부갑상선 호르몬이 조골세포군의 교원분해효소 유리에 미치는 영향에 관한 연구

이인석,김관식,정동균 대한구강생물학회 1990 International Journal of Oral Biology Vol.14 No.1

Bone resorption is accomplished by the removal of both mineral and the organic matrix. The cellular origin of bone collagenase that is responsible for the removal of unmineralized organic matrix has remained equivocal. This study was performed to investigate the effect of PTH on the release of collagenase and cellular origin of bone collagenase in bone cell populations.
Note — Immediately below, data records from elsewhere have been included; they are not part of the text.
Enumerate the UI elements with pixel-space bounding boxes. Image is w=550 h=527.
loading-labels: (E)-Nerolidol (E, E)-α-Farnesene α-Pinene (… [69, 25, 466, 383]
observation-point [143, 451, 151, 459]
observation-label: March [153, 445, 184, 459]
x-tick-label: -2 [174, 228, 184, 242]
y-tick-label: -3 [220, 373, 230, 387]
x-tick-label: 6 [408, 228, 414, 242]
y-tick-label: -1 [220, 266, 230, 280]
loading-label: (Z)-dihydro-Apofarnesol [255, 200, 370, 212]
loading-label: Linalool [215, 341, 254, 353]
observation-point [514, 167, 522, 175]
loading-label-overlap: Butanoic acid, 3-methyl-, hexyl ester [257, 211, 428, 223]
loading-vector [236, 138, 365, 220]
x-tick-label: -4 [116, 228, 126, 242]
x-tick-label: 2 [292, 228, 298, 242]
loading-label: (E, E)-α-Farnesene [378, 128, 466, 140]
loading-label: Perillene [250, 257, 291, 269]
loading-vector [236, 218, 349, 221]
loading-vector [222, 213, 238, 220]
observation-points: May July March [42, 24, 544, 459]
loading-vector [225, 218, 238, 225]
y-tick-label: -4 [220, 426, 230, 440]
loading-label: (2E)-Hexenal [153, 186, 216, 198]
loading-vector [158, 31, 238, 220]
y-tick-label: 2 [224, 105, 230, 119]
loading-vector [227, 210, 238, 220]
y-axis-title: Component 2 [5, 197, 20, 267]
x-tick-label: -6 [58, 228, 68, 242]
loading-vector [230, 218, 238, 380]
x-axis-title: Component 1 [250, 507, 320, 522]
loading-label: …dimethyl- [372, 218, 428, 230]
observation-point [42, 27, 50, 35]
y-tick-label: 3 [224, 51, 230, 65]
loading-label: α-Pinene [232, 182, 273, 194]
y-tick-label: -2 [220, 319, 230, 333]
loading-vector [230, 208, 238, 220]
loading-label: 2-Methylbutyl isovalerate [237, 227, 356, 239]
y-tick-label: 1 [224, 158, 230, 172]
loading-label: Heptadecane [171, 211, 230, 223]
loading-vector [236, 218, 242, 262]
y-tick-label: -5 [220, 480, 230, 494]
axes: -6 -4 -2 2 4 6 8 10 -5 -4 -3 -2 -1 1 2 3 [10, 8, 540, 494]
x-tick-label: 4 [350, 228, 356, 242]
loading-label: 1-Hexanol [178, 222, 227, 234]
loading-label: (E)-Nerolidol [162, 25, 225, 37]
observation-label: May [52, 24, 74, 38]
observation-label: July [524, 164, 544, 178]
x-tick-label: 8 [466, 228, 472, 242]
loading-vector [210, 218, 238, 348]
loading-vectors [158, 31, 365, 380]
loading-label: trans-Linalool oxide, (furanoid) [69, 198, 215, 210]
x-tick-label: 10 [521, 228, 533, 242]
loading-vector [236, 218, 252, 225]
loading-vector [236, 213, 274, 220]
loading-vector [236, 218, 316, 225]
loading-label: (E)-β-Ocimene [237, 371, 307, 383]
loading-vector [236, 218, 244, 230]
Calvaria from fetal rat at 19-day of gestation, were sequentially digested by the enzyme solution consisted of collagenase, trypsin and EDTA for 10 min (PopulationI), 10 min (II), 10 min (III), 20 min (IV) and 20 min (V). Each bone cell population was primarily cultured for 6-7 days and splited to 5.0×10^5 cells/35mm culture dish and then incubated for 6 days with MEM with or without PTH (1.0U/ml). Collected medium was incubated with type I collagen for 6h at 37℃ and then used for hydroxyproline determination by Woessner's method. The results were as follows. 1. There were no significant differences of collagenase activity among 5 bone cell populations. 2. PTH (1.0U/ml) had no effect on the collagenase activity in the population I, II, III and V. 3. PTH (1.0U/ml) significantly increased collagenase activity in population IV.